In July 2022, the first topical PDE4 inhibitor indicated for plaque psoriasis was approved by the FDA—roflumilast cream 0.3% for once-daily use in individuals 12 years and older. Roflumilast was found to be clinically efficacious as early as 2 weeks after its use in an early-phase clinical trial.99 In 2 phase 3 clinical trials (DERMIS-1 and DERMIS-2), roflumilast significantly increased the proportion of patients achieving PASI75 at week 8 compared to vehicle (39%–41.6% vs 5.3%–7.6%, respectively)(P<.001).100 Overall, this nonsteroidal topical therapy was found to be well tolerated, with infrequent reports of application site pain or irritation as adverse events.
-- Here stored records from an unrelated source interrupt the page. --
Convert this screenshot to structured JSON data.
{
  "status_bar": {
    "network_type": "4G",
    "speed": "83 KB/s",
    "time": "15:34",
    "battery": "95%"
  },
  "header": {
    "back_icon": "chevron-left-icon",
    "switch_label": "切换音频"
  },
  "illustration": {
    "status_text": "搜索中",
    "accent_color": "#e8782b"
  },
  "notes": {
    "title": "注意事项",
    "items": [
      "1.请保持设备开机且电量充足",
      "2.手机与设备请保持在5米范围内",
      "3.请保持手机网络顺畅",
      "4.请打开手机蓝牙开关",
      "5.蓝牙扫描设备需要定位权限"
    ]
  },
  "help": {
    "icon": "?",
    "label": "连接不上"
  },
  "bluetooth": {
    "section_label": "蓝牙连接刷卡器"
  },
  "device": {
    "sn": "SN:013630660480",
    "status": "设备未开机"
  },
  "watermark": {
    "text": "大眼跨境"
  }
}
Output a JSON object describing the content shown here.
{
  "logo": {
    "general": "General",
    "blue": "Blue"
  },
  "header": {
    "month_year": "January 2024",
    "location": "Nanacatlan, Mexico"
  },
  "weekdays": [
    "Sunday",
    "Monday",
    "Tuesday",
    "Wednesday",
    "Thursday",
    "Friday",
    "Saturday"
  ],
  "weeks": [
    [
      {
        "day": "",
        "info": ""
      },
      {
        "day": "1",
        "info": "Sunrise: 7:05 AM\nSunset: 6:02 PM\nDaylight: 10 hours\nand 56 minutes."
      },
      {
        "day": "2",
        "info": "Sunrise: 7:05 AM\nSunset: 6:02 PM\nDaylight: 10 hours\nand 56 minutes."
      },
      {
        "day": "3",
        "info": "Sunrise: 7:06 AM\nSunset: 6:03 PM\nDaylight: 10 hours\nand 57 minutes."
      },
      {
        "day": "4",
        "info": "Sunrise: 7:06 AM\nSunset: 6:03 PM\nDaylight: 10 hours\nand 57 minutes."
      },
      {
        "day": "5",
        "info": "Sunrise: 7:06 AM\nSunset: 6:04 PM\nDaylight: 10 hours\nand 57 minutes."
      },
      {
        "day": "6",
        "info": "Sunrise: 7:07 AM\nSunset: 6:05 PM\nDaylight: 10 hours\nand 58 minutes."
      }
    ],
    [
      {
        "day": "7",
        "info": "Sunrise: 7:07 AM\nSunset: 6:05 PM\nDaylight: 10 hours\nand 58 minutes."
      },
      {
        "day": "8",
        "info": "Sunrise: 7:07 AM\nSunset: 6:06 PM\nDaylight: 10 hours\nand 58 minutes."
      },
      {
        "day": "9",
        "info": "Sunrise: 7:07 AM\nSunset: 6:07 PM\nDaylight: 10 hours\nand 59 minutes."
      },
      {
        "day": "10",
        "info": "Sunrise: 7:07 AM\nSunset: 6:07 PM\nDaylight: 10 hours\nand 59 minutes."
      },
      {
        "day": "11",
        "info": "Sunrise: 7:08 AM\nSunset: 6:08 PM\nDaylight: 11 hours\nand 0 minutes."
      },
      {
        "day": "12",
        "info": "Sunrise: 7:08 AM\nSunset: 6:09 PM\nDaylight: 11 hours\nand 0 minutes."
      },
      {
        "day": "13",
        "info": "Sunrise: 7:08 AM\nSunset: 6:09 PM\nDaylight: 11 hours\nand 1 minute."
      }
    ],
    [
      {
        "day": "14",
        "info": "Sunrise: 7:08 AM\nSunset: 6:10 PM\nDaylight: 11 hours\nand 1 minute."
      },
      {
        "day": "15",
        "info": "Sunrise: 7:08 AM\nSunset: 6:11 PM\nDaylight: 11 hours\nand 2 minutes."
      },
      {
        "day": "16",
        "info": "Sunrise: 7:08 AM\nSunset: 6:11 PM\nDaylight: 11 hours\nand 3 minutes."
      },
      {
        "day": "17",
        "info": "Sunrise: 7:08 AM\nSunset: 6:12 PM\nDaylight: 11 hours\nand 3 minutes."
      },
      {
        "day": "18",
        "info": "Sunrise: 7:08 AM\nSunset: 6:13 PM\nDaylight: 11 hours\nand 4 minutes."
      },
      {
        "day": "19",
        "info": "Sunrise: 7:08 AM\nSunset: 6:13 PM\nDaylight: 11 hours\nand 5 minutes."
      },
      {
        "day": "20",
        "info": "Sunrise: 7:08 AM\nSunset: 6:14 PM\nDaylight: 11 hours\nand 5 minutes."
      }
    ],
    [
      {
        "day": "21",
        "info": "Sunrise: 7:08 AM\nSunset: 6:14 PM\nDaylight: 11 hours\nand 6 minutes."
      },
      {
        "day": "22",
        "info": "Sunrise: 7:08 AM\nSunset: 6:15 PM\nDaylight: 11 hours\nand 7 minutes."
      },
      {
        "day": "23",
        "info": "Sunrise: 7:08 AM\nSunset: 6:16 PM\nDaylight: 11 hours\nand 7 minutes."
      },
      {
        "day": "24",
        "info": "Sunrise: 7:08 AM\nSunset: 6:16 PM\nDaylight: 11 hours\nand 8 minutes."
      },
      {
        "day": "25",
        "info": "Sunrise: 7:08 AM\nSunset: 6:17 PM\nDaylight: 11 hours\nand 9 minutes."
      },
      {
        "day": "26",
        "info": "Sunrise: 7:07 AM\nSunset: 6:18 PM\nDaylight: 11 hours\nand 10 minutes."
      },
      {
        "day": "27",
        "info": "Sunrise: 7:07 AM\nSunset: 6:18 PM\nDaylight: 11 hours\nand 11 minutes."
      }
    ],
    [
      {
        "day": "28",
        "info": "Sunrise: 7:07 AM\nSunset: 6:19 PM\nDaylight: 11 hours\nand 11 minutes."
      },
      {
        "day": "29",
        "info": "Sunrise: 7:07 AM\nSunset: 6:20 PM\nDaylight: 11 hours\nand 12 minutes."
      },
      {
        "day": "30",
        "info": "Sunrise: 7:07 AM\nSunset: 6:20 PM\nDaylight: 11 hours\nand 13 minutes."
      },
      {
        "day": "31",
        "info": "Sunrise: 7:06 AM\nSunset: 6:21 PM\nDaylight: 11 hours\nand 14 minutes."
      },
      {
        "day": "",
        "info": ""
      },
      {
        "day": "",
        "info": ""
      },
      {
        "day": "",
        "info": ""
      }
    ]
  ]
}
Similar to tapinarof, patients can apply roflumilast on all body surface areas including the face, external genitalia, and other intertriginous areas.100 Importantly, the broad immune impact of PDE4 inhibition suggests that topical roflumilast likely will be an effective treatment for several additional inflammatory conditions, including seborrheic dermatitis and atopic dermatitis, which would expand the clinical utility of this specific medication.
Conclusion
In the last 2 decades, we have witnessed a translational revolution in our understanding of the underlying genetics and immunology of psoriatic disease. Psoriasis is widely considered one of the best-managed inflammatory conditions in all of medicine due to the development and availability of highly targeted, effective topical and systemic therapies that predominantly disrupt IL-23/IL-17 cytokine signaling in affected tissues. However, future clinical studies and laboratory research are necessary to elucidate the precise cause of psoriasis as well as the underlying genetic and immune signaling pathways driving less common clinical variants and recalcitrant disease.